Our desire is not limited to the physical.  We can desire knowledge, security, contentment and we do.  We run after them as if we can catch them.  It is desire that drives us to achieve success.  Most people would consider life without desire to be a living death.

Behind each of our desires is our wish to be happy and if only in this regard we are all equal.  We all want to be happy, but in spite of this our life is full of unhappiness, pain and dissatisfaction.  Buddha called this cycle SAMSARA.

We have been taught that liberation or NIRVANA is achieved by completely uprooting cravings from the heart. However, if the only way we know how to deal with the objects of desire is to avoid them, there will be a severe limit as to how far our spiritual practice will take us.

TANTRA moves in a different way.  In Tantra, instead of viewing desires as things to be avoided at all costs, Tantra recognises that the energy stirred by desire can be transformed into a resource for the spiritual path, and seeks to change every experience in this way , even if the doing seems to others to be “unreligious”.

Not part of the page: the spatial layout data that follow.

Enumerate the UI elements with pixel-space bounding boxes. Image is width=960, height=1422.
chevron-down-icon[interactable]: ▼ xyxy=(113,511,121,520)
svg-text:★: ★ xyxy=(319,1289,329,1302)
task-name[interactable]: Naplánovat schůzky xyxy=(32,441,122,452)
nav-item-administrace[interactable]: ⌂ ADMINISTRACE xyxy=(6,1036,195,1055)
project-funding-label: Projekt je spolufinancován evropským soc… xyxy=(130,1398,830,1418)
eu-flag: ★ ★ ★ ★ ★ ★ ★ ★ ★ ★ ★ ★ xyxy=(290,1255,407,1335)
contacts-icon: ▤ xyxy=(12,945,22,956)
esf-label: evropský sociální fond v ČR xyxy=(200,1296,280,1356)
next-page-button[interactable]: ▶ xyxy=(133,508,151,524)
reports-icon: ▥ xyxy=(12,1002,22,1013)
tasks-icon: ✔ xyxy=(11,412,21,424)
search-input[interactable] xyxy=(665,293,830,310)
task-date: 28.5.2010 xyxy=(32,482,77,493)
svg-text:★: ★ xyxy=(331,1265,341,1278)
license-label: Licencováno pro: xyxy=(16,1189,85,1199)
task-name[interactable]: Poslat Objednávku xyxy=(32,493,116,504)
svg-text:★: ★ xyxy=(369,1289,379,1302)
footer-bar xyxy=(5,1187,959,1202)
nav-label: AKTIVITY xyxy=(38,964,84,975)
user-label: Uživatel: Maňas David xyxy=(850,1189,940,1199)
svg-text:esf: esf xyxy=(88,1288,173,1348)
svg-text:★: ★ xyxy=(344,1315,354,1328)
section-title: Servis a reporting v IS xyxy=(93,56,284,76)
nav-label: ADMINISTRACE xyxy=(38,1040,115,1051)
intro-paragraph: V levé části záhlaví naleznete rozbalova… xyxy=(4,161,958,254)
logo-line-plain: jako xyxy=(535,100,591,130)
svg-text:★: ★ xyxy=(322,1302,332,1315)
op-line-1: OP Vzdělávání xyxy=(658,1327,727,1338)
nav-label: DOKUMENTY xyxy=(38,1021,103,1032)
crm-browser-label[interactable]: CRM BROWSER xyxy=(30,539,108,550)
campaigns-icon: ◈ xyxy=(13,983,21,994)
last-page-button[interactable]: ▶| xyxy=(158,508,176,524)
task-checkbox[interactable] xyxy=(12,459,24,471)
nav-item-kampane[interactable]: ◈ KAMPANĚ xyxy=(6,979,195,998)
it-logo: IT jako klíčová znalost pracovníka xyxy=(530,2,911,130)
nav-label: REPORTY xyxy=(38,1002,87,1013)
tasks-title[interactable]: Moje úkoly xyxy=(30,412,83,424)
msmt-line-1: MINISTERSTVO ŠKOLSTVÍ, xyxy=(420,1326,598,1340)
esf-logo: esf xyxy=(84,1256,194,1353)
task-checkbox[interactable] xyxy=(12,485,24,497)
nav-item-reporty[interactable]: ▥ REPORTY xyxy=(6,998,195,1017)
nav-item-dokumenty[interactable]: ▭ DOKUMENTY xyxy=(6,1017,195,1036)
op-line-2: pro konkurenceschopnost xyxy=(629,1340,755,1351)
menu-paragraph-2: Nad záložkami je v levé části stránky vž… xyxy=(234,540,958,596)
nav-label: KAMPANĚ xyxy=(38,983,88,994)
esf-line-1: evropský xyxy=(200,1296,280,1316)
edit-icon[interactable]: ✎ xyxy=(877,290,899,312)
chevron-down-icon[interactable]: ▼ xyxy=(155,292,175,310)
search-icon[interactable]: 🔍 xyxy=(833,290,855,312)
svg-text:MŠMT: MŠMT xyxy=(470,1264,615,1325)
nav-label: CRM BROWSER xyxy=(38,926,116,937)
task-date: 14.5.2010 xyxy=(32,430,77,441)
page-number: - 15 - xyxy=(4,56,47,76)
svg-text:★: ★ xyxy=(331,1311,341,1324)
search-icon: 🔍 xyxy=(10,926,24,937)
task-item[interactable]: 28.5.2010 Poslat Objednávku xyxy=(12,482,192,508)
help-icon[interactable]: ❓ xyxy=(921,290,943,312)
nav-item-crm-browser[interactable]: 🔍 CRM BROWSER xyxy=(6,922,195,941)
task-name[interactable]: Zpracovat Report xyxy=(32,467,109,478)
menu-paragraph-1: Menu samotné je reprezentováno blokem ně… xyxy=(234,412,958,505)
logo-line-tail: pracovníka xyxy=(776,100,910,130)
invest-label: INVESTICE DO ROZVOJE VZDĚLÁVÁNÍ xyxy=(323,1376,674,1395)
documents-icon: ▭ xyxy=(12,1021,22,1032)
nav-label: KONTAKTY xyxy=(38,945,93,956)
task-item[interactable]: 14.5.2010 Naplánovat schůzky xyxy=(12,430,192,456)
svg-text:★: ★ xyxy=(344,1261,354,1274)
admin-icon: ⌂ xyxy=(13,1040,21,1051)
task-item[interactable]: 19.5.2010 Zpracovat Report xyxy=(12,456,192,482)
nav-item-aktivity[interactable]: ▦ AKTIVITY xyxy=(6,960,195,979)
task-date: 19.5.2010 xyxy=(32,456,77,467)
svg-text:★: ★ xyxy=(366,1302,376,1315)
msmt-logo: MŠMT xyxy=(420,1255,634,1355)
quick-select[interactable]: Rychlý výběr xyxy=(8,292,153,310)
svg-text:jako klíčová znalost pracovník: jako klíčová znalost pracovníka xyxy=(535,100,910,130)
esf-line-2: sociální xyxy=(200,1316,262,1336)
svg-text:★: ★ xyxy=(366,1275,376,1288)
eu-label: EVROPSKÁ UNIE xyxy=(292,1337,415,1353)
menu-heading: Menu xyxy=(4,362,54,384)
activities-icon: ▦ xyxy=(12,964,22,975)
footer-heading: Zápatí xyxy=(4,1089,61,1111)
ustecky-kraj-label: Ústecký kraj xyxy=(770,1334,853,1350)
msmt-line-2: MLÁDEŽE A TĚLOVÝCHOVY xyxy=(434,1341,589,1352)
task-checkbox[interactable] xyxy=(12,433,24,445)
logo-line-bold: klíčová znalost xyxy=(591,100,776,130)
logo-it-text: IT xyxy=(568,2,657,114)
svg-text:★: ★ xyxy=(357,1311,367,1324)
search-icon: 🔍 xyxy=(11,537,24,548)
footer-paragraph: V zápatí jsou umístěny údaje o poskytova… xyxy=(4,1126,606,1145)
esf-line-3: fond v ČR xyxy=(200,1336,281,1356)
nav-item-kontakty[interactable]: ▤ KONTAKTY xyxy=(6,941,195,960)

It is because our present life is so rooted in desire that we must learn to use desire’s amazing energy in order to transform our life into the transcendental.  Tantra recognises that we can’t reach our heart’s desire by becoming more and more miserable as we squash one desire after the other.

TANTRA teaches that is only by cultivating SMALL experiences of calm and satisfaction where we are now, that we will have any hope at all of achieving pace and contentment in the future.

SPEAKING OF DESIRE… Ever since I started teaching I have lived for my students remembering some famous words “…I am a river to my people”.  When the candle is burning at both ends, I remember those words and keep going.  During covid my students have been a river to me.  Vegetables, and small gifts left on the porch, cards, letters  and yesterday KNITTED HOUSE SOCKS (in the photo).  Thank you all.  Mostly I don’t know where the gifts originate, who has left them, but I do know who posted the sox, and I have to say they are beautiful – thank you.